Open Enrollment for Affordable Care Act begins nationwide

By Michael Campbell – News Editor

Virginians and Americans seeking health coverage can now begin shopping the Health Insurance Marketplaces as open enrollment began last week.

Those individuals seeking healthcare can enroll between now and Jan. 31, 2017 and, according to the U.S. Department of Health and Human Services, “most Marketplace consumers will again have plan options for less than $75 per month, thanks to financial assistance.”

“This Open Enrollment, we’re encouraging every American who might need coverage to visit HealthCare.gov, where they’ll find options for affordable health insurance. This year, the vast majority of consumers will qualify for tax credits that help keep coverage affordable, and it’s easier than ever to shop around and compare options,” said HHS Secretary Sylvia M. Burwell. “As we sound today’s opening bell, let’s also take stock of the historic gains in coverage we’ve made as a country, and work together to continue that progress.”

Here in the Commonwealth, a total of ten carriers will offer plans in the Marketplace for Virginia consumers: Aetna, CareFirst Blue Choice, Cigna, Group Hospitalization and Medical Services, Health Keepers, Innovation Health Insurance Company, Kaiser Foundation Health Plan of the Mid-Atlantic, Optima Health Plan, Piedmont Community Healthcare (and Piedmont HMO) and UnitedHealthCare of the Mid-Atlantic.

According to HHS, since the Marketplace opened for business, “they have helped drive the national uninsured rate down to historic low after historic low: it reached 8.6 percent in the first quarter of 2016, down from 16.3 percent in 2010.”

The HHS reports “20 million more Americans have coverage today,” noting Medicaid expansion in 31 states and the District of Columbia and “the ability for young adults to stay on their parents’ plans up to age 26” have contributed to those gains.

Specifically in Virginia, data from the HHS shows over 420,000 people enrolled in private plans through the Virginia exchange during the 2016 open enrollment period.

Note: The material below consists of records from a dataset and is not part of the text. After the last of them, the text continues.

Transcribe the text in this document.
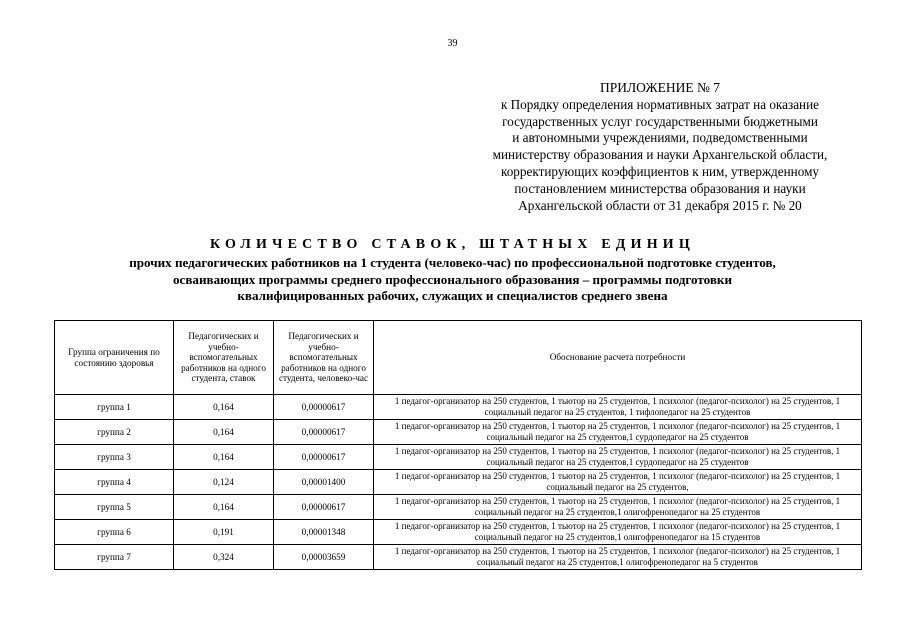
39
ПРИЛОЖЕНИЕ № 7
к Порядку определения нормативных затрат на оказание
государственных услуг государственными бюджетными
и автономными учреждениями, подведомственными
министерству образования и науки Архангельской области,
корректирующих коэффициентов к ним, утвержденному
постановлением министерства образования и науки
Архангельской области от 31 декабря 2015 г. № 20
КОЛИЧЕСТВО СТАВОК, ШТАТНЫХ ЕДИНИЦ
прочих педагогических работников на 1 студента (человеко-час) по профессиональной подготовке студентов,
осваивающих программы среднего профессионального образования – программы подготовки
квалифицированных рабочих, служащих и специалистов среднего звена
Группа ограничения по состоянию здоровья	Педагогических и учебно-вспомогательных работников на одного студента, ставок	Педагогических и учебно-вспомогательных работников на одного студента, человеко-час	Обоснование расчета потребности
группа 1	0,164	0,00000617	1 педагог-организатор на 250 студентов, 1 тьютор на 25 студентов, 1 психолог (педагог-психолог) на 25 студентов, 1 социальный педагог на 25 студентов, 1 тифлопедагог на 25 студентов
группа 2	0,164	0,00000617	1 педагог-организатор на 250 студентов, 1 тьютор на 25 студентов, 1 психолог (педагог-психолог) на 25 студентов, 1 социальный педагог на 25 студентов,1 сурдопедагог на 25 студентов
группа 3	0,164	0,00000617	1 педагог-организатор на 250 студентов, 1 тьютор на 25 студентов, 1 психолог (педагог-психолог) на 25 студентов, 1 социальный педагог на 25 студентов,1 сурдопедагог на 25 студентов
группа 4	0,124	0,00001400	1 педагог-организатор на 250 студентов, 1 тьютор на 25 студентов, 1 психолог (педагог-психолог) на 25 студентов, 1 социальный педагог на 25 студентов,
группа 5	0,164	0,00000617	1 педагог-организатор на 250 студентов, 1 тьютор на 25 студентов, 1 психолог (педагог-психолог) на 25 студентов, 1 социальный педагог на 25 студентов,1 олигофренопедагог на 25 студентов
группа 6	0,191	0,00001348	1 педагог-организатор на 250 студентов, 1 тьютор на 25 студентов, 1 психолог (педагог-психолог) на 25 студентов, 1 социальный педагог на 25 студентов,1 олигофренопедагог на 15 студентов
группа 7	0,324	0,00003659	1 педагог-организатор на 250 студентов, 1 тьютор на 25 студентов, 1 психолог (педагог-психолог) на 25 студентов, 1 социальный педагог на 25 студентов,1 олигофренопедагог на 5 студентов
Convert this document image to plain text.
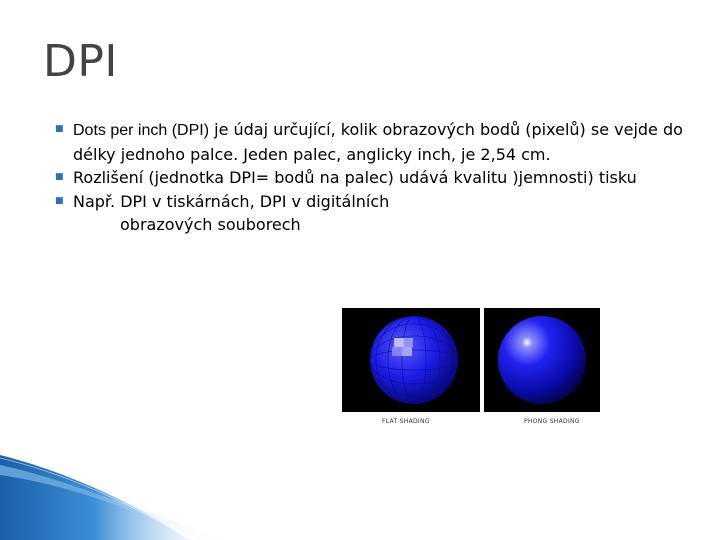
DPI
■ Dots per inch (DPI) je údaj určující, kolik obrazových bodů (pixelů) se vejde do délky jednoho palce. Jeden palec, anglicky inch, je 2,54 cm.
■ Rozlišení (jednotka DPI= bodů na palec) udává kvalitu )jemnosti) tisku
■ Např. DPI v tiskárnách, DPI v digitálních
obrazových souborech
FLAT SHADING	PHONG SHADING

That represents an increase of nearly 10 percent over the 385,000 people who enrolled the previous year.

In addition, 37 percent of Virginia exchange enrollees were new to the exchanges while the rest already had coverage from the previous year.

One of the primary concerns of Marketplace shoppers is cost, as each year of the exchange openings has been followed with price increases from providers.

In the commonwealth, data from the Bureau of Insurance shows the average increase for individual market plans ranges from 10 percent to nearly 30 percent for some plans.

In a statement, HHS suggests consumers shop around to find the best deals.

“If every returning consumer nationwide selected the lowest-cost plan within the same metal level, average premiums paid would fall by $28 per month – 20 percent – compared to 2016, after factoring in financial assistance,” officials stated.

“We want to make sure everyone knows it’s easier than ever to visit the Marketplace, compare your options, see if you qualify for lower costs, and sign up for the plan that best meets your needs and budget,” said HealthCare.gov CEO Kevin Counihan. “That’s why we’re going all-out for Open Enrollment this year, with a top-tier public education campaign and on-the-ground partnerships to reach people where they are and spread the word about the opportunity to enroll in affordable coverage.”

According to HHS, “85 percent of current Marketplace consumers receive tax credits that bring down the cost of coverage, and, nationwide, about the same percentage of Marketplace-eligible uninsured Americans also have incomes that could qualify them for tax credits.”

Officials add, “an estimated 2.5 million people currently paying full price for health insurance in the off-Marketplace individual market could be eligible for tax credits if they purchase 2017 coverage through the Marketplace.”

If you don’t have health insurance by the end of the year, you could be in for large penalties as the charge as increased when compared to 2014 and 2015.

According to officials, the penalty for being uninsured in 2016, which would be assessed when tax returns are filed in early 2017, is $695 per uninsured adult or 2.5 percent of the household income, whichever is higher.